There’s no Discouragement
Shall make him once Relent
His first avow’d Intent
To be a Pilgrim.
Who so beset him round
With dismal Storys,
Do but themselves Confound;
His Strength the more is.
No Lyon can him fright,
He’l with a Gyant Fight:
But he will have a right,2
To be a Pilgrim.
Hobgoblin, nor foul Fiend3
Can daunt his Spirit:
He knows, he at the end,
Then Fancies fly away,
He’l fear not what men say,
He’l labour Night and Day,
To be a Pilgrim.
Vaughan Williams called his The Pilgrim’s Progress a Morality in a prologue, four acts and an epilogue. He fashioned the libretto himself, basing it on Bunyan, with interpolations from the Bible and verse by his wife, Ursula. The work preoccupied him for over forty years, beginning in 1906, when he wrote incidental music for a semi-professional stage adaptation in Reigate. The one-act episode The Shepherds of the Delectable Mountains, composed in 1921, was later incorporated into the finished opera as Act IV, sc. ii. He worked on Acts I and II between 1925 and 1936, temporarily abandoned the project, and used a few of the themes in his Fifth Symphony, which was premiered in 1943. His enthusiasm for the opera had been rekindled the previous year, during which he wrote thirty-eight sections of incidental music for a BBC dramatization by Edward Sackville-West – some of which was incorporated in the final operatic version on which he worked from 1944 to 1949, and 1951 to 1952. The work was premiered at Covent Garden on 26 April 1951, as part of the Festival of Britain. It was not well received, and Vaughan Williams declared: ‘They don’t like it, they won’t like it and perhaps they never will like it, but it’s the sort of opera I wanted to write, and there it is.’ Vaughan Williams, who was an agnostic, referred throughout to Christian as Pilgrim, ‘because I want the idea to be universal and to apply to anybody who aims at the spiritual life whether he is Christian, Jew, Buddhist, Shintoist or Fifth Day Adventist’.
*
[They went then, till they came to the Delectable Mountains, which Mountains belong to the Lord of that Hill of which we have spoken before; so they went up to the Mountains, to behold the Gardens, and Orchards, the Vineyards, and Fountains of water, where also they drank, and washed themselves, and did freely eat of the Vineyards. Now there was on the tops of these Mountains, Shepherds feeding their flocks, and they stood by the high-way side. The Pilgrims therefore went to them, and leaning upon their staves, (as is common with weary Pilgrims, when they stand to talk with any by the way), they asked,] Whose Delectable Mountains are these? and whose be the sheep that feed upon them?

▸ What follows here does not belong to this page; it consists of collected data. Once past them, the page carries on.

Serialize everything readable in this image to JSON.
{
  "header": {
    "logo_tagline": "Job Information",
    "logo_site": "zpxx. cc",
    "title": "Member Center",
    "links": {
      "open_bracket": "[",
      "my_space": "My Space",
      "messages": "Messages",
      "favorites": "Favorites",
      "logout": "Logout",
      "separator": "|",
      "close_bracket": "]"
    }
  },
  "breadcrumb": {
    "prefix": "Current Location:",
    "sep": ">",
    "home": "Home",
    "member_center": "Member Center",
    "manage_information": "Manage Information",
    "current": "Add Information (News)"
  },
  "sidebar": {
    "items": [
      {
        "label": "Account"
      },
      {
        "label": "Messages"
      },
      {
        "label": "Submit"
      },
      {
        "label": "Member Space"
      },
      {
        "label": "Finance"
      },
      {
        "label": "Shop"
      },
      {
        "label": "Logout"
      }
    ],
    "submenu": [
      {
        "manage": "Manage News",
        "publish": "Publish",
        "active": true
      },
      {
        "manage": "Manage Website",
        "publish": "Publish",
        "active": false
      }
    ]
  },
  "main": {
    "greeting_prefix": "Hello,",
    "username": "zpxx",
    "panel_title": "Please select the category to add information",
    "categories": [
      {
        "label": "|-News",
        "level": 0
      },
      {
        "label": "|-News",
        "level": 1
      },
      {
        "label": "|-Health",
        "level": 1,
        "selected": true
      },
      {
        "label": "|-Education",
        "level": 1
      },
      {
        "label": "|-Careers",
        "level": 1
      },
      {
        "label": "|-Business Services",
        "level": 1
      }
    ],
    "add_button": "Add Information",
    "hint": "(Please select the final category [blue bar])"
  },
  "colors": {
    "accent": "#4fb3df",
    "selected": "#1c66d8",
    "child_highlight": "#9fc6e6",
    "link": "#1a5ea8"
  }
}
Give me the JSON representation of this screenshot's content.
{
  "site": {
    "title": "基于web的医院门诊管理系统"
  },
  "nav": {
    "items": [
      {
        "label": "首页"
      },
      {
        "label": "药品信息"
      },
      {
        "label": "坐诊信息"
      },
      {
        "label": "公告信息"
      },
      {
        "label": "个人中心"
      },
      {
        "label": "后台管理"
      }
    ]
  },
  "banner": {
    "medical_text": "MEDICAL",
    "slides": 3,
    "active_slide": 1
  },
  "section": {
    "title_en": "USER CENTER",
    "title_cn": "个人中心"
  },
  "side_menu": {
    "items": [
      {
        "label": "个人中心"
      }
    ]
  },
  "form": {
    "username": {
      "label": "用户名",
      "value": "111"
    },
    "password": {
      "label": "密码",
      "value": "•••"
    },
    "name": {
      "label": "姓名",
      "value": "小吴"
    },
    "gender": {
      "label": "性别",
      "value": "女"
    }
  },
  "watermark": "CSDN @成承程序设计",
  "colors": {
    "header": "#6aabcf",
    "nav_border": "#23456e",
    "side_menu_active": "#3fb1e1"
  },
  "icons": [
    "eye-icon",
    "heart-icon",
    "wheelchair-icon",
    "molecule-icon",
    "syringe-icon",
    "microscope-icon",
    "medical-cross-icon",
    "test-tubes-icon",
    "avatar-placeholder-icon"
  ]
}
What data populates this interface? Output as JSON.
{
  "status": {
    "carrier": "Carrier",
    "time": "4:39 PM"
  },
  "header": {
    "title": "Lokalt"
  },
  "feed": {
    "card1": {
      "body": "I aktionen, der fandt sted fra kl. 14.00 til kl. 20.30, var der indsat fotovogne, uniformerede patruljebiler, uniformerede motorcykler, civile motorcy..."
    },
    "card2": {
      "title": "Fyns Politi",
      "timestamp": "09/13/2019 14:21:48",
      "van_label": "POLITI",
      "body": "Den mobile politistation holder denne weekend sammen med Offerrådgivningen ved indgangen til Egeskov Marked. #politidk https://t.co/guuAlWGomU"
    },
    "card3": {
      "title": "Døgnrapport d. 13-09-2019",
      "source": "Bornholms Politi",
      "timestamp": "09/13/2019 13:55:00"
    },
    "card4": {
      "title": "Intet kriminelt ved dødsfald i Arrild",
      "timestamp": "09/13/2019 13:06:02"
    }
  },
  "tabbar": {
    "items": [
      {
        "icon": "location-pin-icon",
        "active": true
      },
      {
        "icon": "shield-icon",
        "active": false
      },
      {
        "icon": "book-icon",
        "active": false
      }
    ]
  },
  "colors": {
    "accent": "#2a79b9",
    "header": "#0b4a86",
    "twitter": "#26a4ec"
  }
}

SHEP. These Mountains are Immanuels Land, and they are within sight of his City; and the sheep also are his, and he laid down his life for them.
CHR. Is this the way to the Cœlestial City?
SHEP. You are just in your way.
CHR. How far is it thither?
SHEP. Too far for any but those that shall get thither indeed.
CHR. Is the way safe or dangerous?
SHEP. Safe for those for whom it is to be safe; but transgressors shall fall therein.
CHR. Is there in this place any relief for Pilgrims that are weary and faint in the way?
SHEP. The Lord of these Mountains hath given us a charge, Not to be forgetful to entertain strangers: Therefore the good of the place is before you.